The Commission on Law and Aging has welcomed three law student interns for the summer who will be introduced in this issue of BIFOCAL. COLA has a 30 plus year tradition of hosting interns. Erica Costello has taken on responsibility for recruiting interns, something I enjoyed doing for about a decade. The interns greatly expand our ability to get research done, creating new 50 state surveys on critical issues, and updating our resources. The resources help us to understand the big picture of the law across the country and are used by researchers and by states when looking at what other states have done in updating laws. We couldn’t do what we do without our student interns.
I am at the ABA doing what love because of a summer internship. The legal employment market was dismal the year I started law school. Despite a dozen interviews, I didn’t receive a paid offer for that summer. Few in my class did. The University of Louisville School of Law required 30 or more hours of pro-bono work to graduate, a rare requirement in 1997. I decided that summer would be a good time to fulfill that requirement.

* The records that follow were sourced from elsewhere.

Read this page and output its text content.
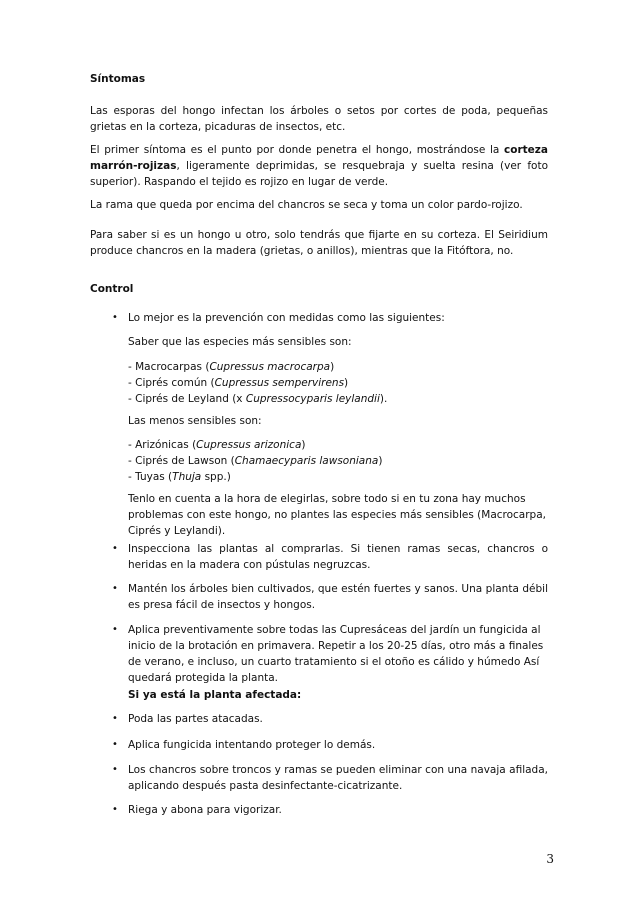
Síntomas
Las esporas del hongo infectan los árboles o setos por cortes de poda, pequeñas grietas en la corteza, picaduras de insectos, etc.
El primer síntoma es el punto por donde penetra el hongo, mostrándose la corteza marrón-rojizas, ligeramente deprimidas, se resquebraja y suelta resina (ver foto superior). Raspando el tejido es rojizo en lugar de verde.
La rama que queda por encima del chancros se seca y toma un color pardo-rojizo.
Para saber si es un hongo u otro, solo tendrás que fijarte en su corteza. El Seiridium produce chancros en la madera (grietas, o anillos), mientras que la Fitóftora, no.
Control
• Lo mejor es la prevención con medidas como las siguientes:
Saber que las especies más sensibles son:
- Macrocarpas (Cupressus macrocarpa)
- Ciprés común (Cupressus sempervirens)
- Ciprés de Leyland (x Cupressocyparis leylandii).
Las menos sensibles son:
- Arizónicas (Cupressus arizonica)
- Ciprés de Lawson (Chamaecyparis lawsoniana)
- Tuyas (Thuja spp.)
Tenlo en cuenta a la hora de elegirlas, sobre todo si en tu zona hay muchos problemas con este hongo, no plantes las especies más sensibles (Macrocarpa, Ciprés y Leylandi).
• Inspecciona las plantas al comprarlas. Si tienen ramas secas, chancros o heridas en la madera con pústulas negruzcas.
• Mantén los árboles bien cultivados, que estén fuertes y sanos. Una planta débil es presa fácil de insectos y hongos.
• Aplica preventivamente sobre todas las Cupresáceas del jardín un fungicida al inicio de la brotación en primavera. Repetir a los 20-25 días, otro más a finales de verano, e incluso, un cuarto tratamiento si el otoño es cálido y húmedo Así quedará protegida la planta.
Si ya está la planta afectada:
• Poda las partes atacadas.
• Aplica fungicida intentando proteger lo demás.
• Los chancros sobre troncos y ramas se pueden eliminar con una navaja afilada, aplicando después pasta desinfectante-cicatrizante.
• Riega y abona para vigorizar.
3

I reached out to the Fayette County Public Defender’s office. I was living in Lexington, Kentucky at the time. The answer was, “we have more volunteer clerks than attorneys this summer, but Jerry Smith at Central Kentucky Legal Services (CKLS) is still looking.” Jerry invited me in for an interview. He was a civil legal aid legend, and he had been there when Legal Service Corporation was formed and first started funding civil legal aid programs. He was kind, polite and inspiring. He only had one condition, that I agree to come into the office two full days a week, until I decided I was done for the summer.
I figured I would knock out the hours I needed in 2-3 weeks and spend the rest of the summer at the pool. My goal in going to law school was to practice construction defects, planning, zoning, and land use law, this was just checking something off the list to get there. Little did I know a volunteer internship would change the course of my life.